Another of my happy places, Bar Italia. A large Fernet Branca in front of me and nothing other than the cold English summer outside to break the spirit of being in Italy.
Anthony Bourdain loved this place. I was in Paris when I first saw The Layover of him sat on the terrace with celebrated nose-to-tail chef Fergus Henderson, enjoying a Fernet Branca to the Soho backdrop—little looks to have changed since his visit, other than the prices rising with everything else in the city.
“Steadying.”
Bourdain’s response to a shot of Fernet Branca in the morning.
I don’t overdo it here, instead saving Bar Italia for when I need a pick me up or miss life on the continent. I’m also on the floor myself for most of the week, waiting on others.
Mid-afternoon on another overcast day in June; Bar Italia is doing what it does best, transporting you back fifty years to a more analogue age—Dean Martin crooning out That’s Amore amid the chatter of the surrounding tables. The tiled floors are chipped and battered from the waiters’ hard-soled footsteps going back and forth.
‘Macchiato, per favore,’ one shouts and the barista gets to work.
The Fernet B is already doing it’s thing. I’m dreaming up a trip to Italia—picturing that scene of Michael Cain (a.k.a Alfred) in The Dark Knight Rises when he fantasises about a more peaceful (less painful) life for Bruce Wayne. Alfred sips on his own Fernet Branca in the Florentine summer with a paper when he spots Wayne across the tables enjoying the good life with ‘a wife, and maybe a couple of kids.’ Far away from Gotham.
‘Buongiorno,’ the barista greets a couple at the bar.
My glass is empty. It’s time to leave. I’ll pack up my things, thank the waiters on the way out, cross the threshold onto Frith Street and leave Italy behind me.
AMARO
The Bittersweet, Herbal Liqueur
Like so many subjects, amaro (plural : amari) can quickly overwhelm the curious new adventurer, like discovering there are far more grape varieties than wine bottles you could ever drink in a lifetime.
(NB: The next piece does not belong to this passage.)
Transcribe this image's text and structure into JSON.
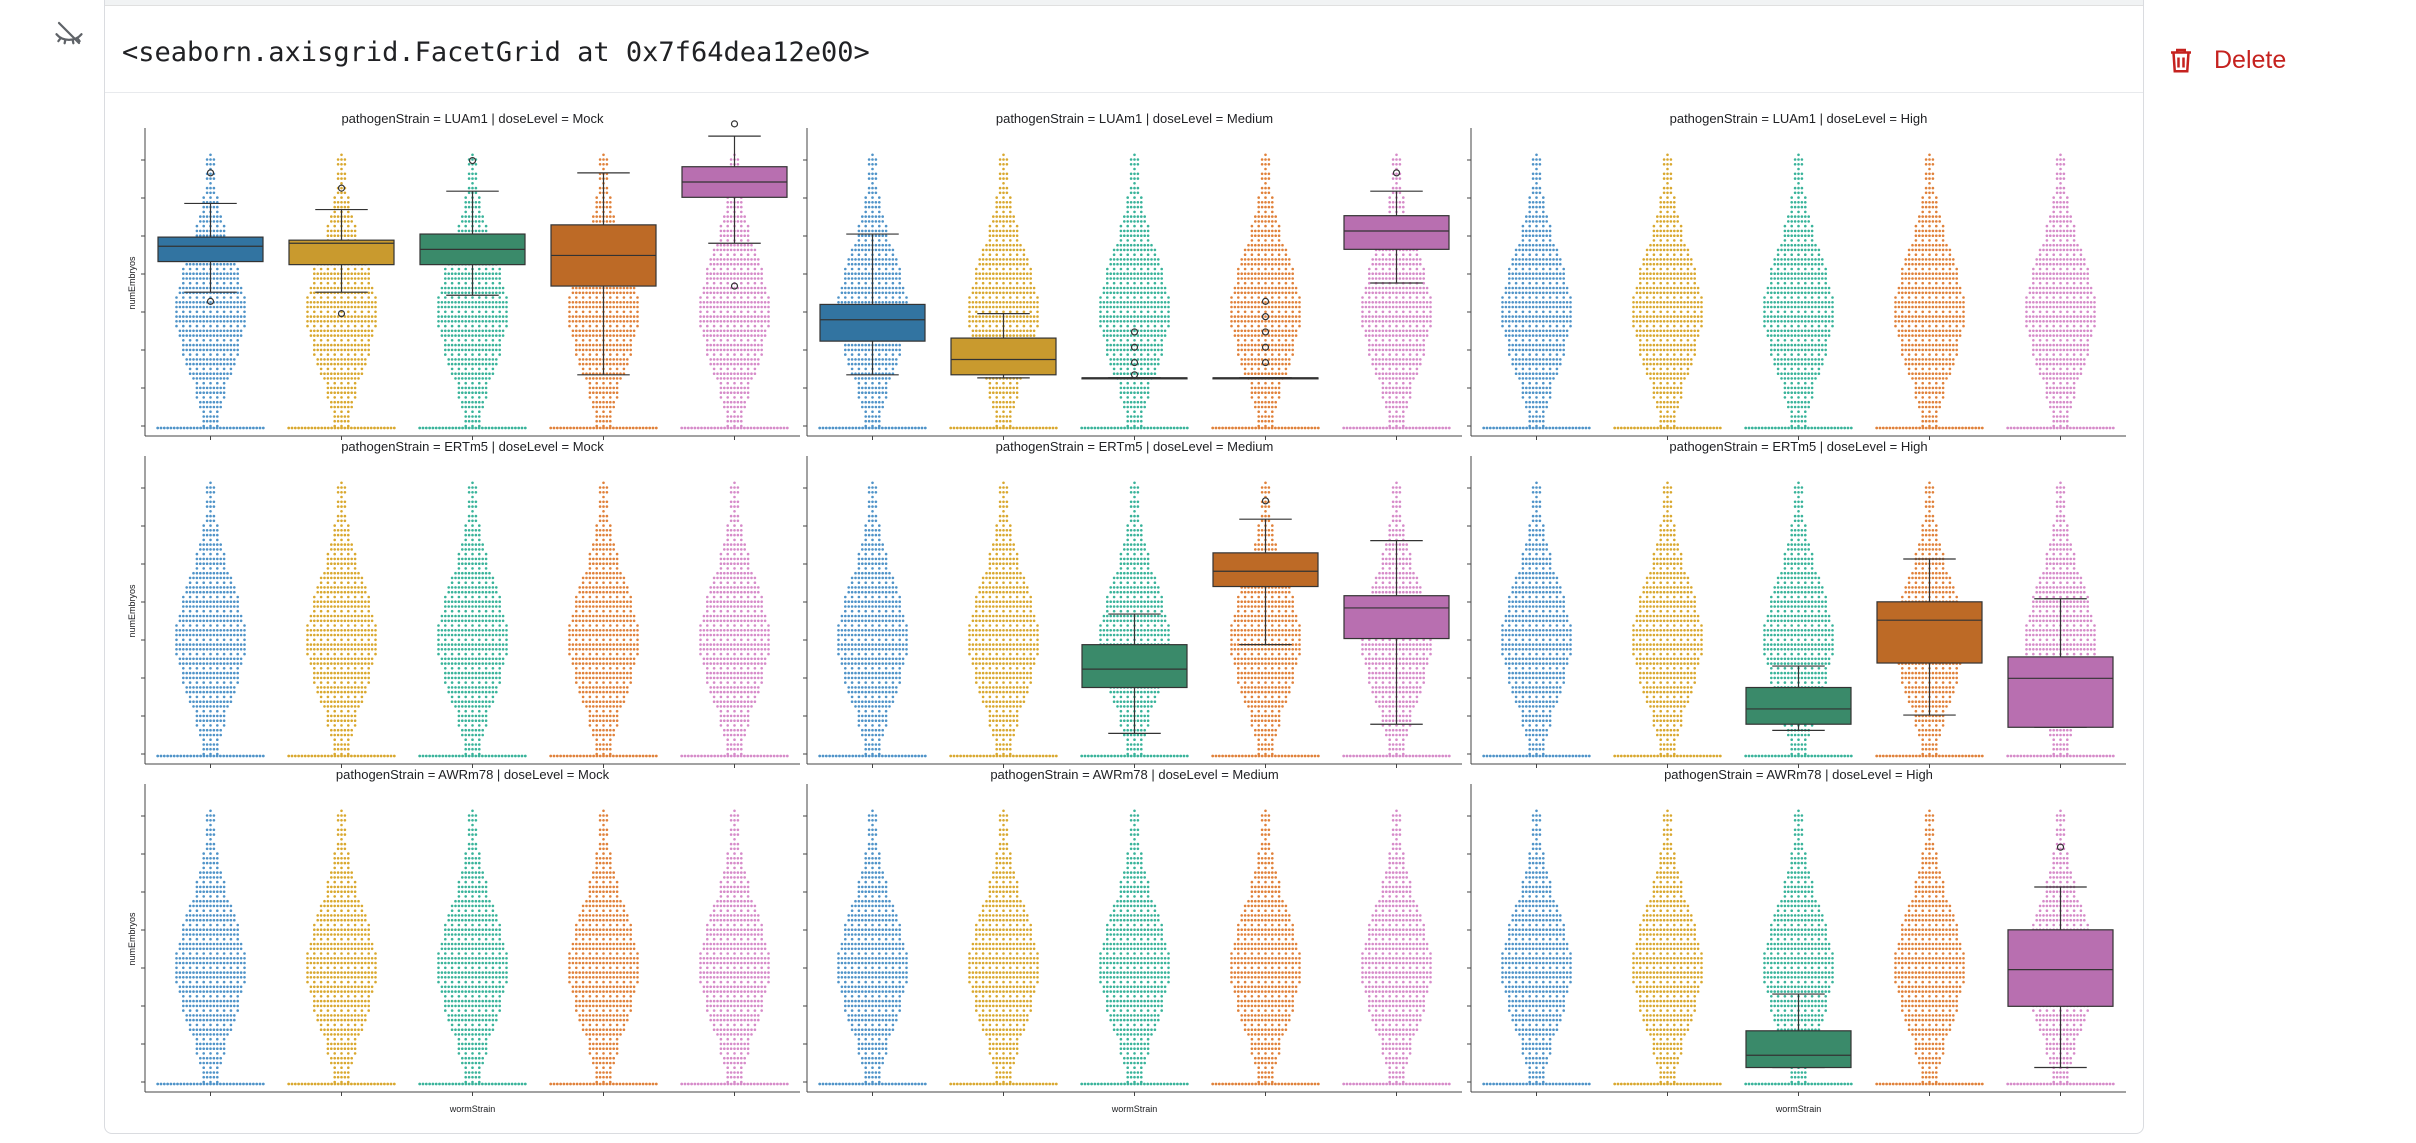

Fernet Branca is perhaps one of the best known amaro, Italian for ‘bitter,’ from its humble beginnings in Milan in 1845, first marketed as helping to reduce anxiety and aid digestion. It is also one of the darkest and, frankly, most bitter amari out there and can be overly confrontational to a fernet first-timer. Stick with it, the complex nuances in flavour generated by the secret blend of 27 herbs, roots and spices will do something to the tongue and taste buds that calls for another sip, then another, then one more…
I’m in no way qualified to help map-out the complicated world of potions that come bottled in these closely guarded propriety blends of varying sweetness, bitterness and colours. Like the dinky fun of tiny, paper-wrapped Underberg bottles—the German bitter that, if it wasn’t for being established in 1846, you would think was created with Instagram and #foodporn at the forefront of the company’s marketing strategy.
For those wanting to go further on this journey, I recommend Amaro by Brad Thomas Parsons. It provides historical context, some of the better and lesser known brands are introduced, along with cocktail recipes incorporating amaro. Fun facts too; like how Fernet Branca is loved by Argentinians—the national cocktail, Fernet con cola, has helped cement the beverage into the culture and, as a result, the country’s ‘current market share is 80 percent compared with 15 percent in Italy.’
Amaro is each to the beholder; some take theirs with ice, others with a wedge of orange, while some might call for the bottle to be removed straight from the freezer and poured into, preferably, frozen shot glasses, like Vecchio Amaro Del Capo—an infusion of 29 ingredients from Calabria in southern Italy. Wonderful for long summer nights with, perhaps, Dean Martin singing That’s Amore somewhere off in the distance.